KY: «Eski» dergisinde onuncu sayıdan beri koordinatörsünüz. Sorumluluklarınız ve karşılaştığınız zorluklar nelerdir?
GG: Dediğiniz gibi onuncu sayısından beri «Eski» dergisinin koordinatörlüğünü yürütüyorum. Ama bu, durumumun künyeye yansımasıdır. Aslında ben birinci sayısından itibaren fiili olarak derginin koordinatörüyüm. Bunun zorlukları hoş ve tatlı zorluklar. İnsanımızın edebiyata olan ilgisini gördükçe zorlukları unutuyoruz. Edebiyat dergisi çıkarmak çok güzel bir uğraş. Virüs gibi insanın içine girdiği zaman kolay kolay kopamayacağı bir şey. Ama tüm Türkiye geneline dağıtılan bir derginin büyük bir sorumluluğu var ve bu sorumluluğu da belli kişiler paylaşıyor. Durum böyle olunca üzerinizde bir hayli yük oluyor. Ama bu yük, bu coğrafya insanının içinde yaşadığı kültürel erozyondan ve kokuşmuşluktan daha ağır değil.

KY: Düne dayanarak bugünü yaşıyorsunuz. Yarınınızın bugün üzerinde etkisi var mı?
GG: Evet düne dayanarak bugünü yaşıyorum ve bunun nedeni geçmişteki o kokudan, atmosferden lezzet almam ve bugünkü yaşadığım dünyayı kabullenemememden kaynaklanıyor. Gerek teknolojinin insanlık üzerinde yaptığı o kafa karışıklığı, gerek ilişkilerdeki çirkeflik ve insan hayatına verdiğimiz önemin seviyesi; ben bunları sevmiyorum.

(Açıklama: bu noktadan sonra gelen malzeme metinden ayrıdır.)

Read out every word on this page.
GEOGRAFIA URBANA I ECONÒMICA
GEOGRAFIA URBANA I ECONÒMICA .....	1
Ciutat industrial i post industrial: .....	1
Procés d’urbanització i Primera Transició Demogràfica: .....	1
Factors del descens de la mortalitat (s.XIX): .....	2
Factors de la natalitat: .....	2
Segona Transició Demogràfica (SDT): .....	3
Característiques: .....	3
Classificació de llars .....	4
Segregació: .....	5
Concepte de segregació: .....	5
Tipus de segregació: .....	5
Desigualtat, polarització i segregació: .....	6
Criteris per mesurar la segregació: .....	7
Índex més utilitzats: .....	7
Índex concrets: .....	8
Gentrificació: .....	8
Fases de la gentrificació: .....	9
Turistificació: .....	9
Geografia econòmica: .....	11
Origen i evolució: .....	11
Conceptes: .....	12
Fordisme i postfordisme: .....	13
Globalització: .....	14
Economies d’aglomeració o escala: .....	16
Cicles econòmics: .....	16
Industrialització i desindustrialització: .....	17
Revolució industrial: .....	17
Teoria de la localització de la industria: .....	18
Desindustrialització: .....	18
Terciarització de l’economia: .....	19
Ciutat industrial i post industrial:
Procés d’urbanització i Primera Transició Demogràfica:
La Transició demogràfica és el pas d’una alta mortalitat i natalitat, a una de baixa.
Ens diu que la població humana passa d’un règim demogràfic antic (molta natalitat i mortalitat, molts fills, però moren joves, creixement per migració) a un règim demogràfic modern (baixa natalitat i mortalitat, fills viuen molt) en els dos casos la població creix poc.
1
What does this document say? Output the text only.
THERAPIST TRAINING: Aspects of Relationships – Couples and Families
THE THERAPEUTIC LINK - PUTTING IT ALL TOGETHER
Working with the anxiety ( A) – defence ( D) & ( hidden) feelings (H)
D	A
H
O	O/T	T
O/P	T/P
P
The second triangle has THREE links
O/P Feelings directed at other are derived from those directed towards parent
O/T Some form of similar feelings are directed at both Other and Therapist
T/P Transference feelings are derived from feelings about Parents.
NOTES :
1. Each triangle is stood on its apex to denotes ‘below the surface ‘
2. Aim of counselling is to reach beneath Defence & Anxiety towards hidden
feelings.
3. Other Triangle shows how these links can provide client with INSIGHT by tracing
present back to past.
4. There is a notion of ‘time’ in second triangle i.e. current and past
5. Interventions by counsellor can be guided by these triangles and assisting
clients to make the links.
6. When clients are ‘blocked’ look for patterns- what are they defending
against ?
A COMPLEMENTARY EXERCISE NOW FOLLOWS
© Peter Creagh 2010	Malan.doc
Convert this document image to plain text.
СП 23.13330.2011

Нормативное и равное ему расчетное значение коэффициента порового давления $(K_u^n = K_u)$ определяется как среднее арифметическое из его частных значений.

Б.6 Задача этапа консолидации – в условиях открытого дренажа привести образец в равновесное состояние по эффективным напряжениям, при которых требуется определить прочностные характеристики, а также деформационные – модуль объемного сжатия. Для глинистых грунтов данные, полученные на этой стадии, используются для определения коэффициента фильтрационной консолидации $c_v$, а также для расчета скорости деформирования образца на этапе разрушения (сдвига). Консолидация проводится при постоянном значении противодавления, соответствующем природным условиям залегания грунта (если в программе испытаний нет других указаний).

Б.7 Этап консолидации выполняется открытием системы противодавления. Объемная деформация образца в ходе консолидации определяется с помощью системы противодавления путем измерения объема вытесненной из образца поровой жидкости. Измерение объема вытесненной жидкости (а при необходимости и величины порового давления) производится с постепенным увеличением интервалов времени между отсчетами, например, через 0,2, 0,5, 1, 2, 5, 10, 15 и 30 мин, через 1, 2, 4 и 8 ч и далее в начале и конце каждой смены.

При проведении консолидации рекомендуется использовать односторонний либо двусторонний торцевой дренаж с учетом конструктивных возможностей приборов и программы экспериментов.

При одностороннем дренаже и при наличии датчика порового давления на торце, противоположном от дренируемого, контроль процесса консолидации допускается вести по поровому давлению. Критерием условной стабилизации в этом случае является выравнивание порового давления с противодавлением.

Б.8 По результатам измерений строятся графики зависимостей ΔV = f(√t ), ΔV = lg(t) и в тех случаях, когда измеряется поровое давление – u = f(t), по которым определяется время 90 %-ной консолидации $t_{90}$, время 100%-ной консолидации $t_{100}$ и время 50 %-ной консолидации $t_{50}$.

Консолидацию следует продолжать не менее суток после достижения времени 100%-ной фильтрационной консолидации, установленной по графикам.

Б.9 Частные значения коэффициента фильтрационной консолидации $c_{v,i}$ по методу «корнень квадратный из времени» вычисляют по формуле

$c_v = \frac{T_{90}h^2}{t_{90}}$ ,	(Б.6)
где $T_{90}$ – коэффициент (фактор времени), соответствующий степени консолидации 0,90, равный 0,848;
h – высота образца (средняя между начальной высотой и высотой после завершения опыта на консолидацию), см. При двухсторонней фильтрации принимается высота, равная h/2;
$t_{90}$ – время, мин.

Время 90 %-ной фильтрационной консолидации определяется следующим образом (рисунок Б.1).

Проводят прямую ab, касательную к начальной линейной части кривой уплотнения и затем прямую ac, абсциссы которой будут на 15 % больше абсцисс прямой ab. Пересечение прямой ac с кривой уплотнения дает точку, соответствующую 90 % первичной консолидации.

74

O yüzden geçmişe bir özlem var. Bu özlem hiç tükenmeyecek bir özlem ama bunu yarın anlayacağız. Gelenek olmadan geleceğin olmayacağını düşünüyorum. Geleceğin de geçmişin köklerinden var olacağına inanıyorum. Yarın, geçmişin bize bıraktığı miras üzerinde yükselecektir.

KY: Yazının kalıcılığının avantajları nelerdir?
GG: Bir yazarın geçmişiyle bugününü kıyaslamaya yarar. Geçirdiği evreleri ve dönemleri incelememiz açısından önemlidir. Yani bugün burada söylediğimiz sözlerin havaya uçmaması ve daha ilerki yıllarda üçüncü şahıslara karşı bir durum değerlendirmesi yapılabilmesine yardımcı olması gibi, yazarın kendini tanımlamasında ve tamamlamasında da yazının önemli bir yeri vardır. Yazı bir değerlendirme aracıdır.